Васка Татаринов долго думал, слюнявил палец. Велико ли поле, разбитое в клетку, а сколько соблазнов имеет оно, сколько страсти и коварства; и все дурноты, что плевелами изнасеяны в душе, вдруг сами собой прорастают наружу и нет с ними сладу. И невинна забава, да черти ею рядят.
– Иль забыл, как ходят?
– Да не забыл, как ходят, да не знаю, чего поддать. Это сотнику ума не надо. Ему лишь бы охапить, да заглонуть без Божьего извола, без Христова приговора. И лягушка хотела солнце слопать, раздулась на все стороны света – и лопнула. Только пшик…
– Ну ты, монастырский клещ! Я вашу заразу мечом полоню, огнем выжгу, – зарычал сотник, вылупливая дерзкие таусинные глаза; но гримаса была не столько страшной, сколько смешной.

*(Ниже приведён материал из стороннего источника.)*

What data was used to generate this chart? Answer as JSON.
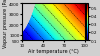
{
  "xlabel": "Air temperature (°C)",
  "ylabel": "Vapour pressure (Pa)",
  "xmin": 10,
  "xmax": 100,
  "ymin": 500,
  "ymax": 4000,
  "colorbar_min": 0.1,
  "colorbar_max": 0.55,
  "colorbar_ticks": [
    0.1,
    0.2,
    0.3,
    0.4,
    0.5
  ],
  "xticks": [
    10,
    40,
    70,
    100
  ],
  "yticks": [
    500,
    1000,
    2000,
    3000,
    4000
  ],
  "cmap": "jet",
  "contour_levels": [
    0.15,
    0.2,
    0.25,
    0.3,
    0.35,
    0.4,
    0.45,
    0.5
  ],
  "axes_facecolor": "#d0d0d0",
  "fig_facecolor": "#d0d0d0"
}
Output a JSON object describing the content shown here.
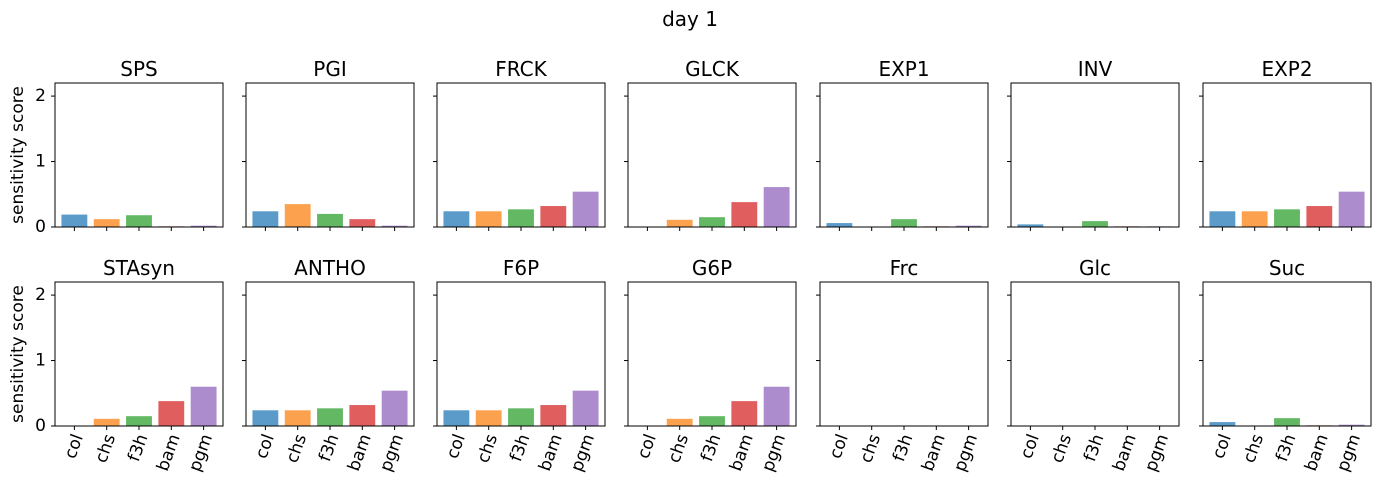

– Нет, милок! Без Божьего промысла, да без чистой души и доброго помысла не взять вам города, сколько ни мечите икры. Хоть и худых людей там порато много засело, да, вишь ли, святыми стенами заслонились на то время… Вот расскажу вам правду одну, хоть верьте, хоть нет. Ежли от Кеми плыть на Соловки, то за островом Кильяки, что в Кузовах, есть луда такая, варака, а зовут тот камень Немецким. И откуда такое прозванье взялось в наших местах? Вишь ли, немчи шли на Соловки, чтобы монастырь пограбить, и на остров пристали кашу варить. Варят они кашу, да и похваляются, кто больше денег да добра в чужой казне наищет. Один-то нехристь взлез эдак-то на гору, увидал с нее монастырь Соловецкий вдали. А надо сказать, что красота-то несказанная. И пригрозил: завтра, мол, красоты твоей не видать станет, всю по камушку разнесем. Да видно, вражьим было это попущением, Божьим изволением: немец, как сказал слова те свои, так и стал камнем, и товарищи его все до единого в камни оборотились. Так немчи и стали камнями… Вот и ты, сотник, допреж времен не хвалися, едучи на рать. Ишь ли, было в старину: мышь слону пяту прокусила, слон возьми и помри. Во как…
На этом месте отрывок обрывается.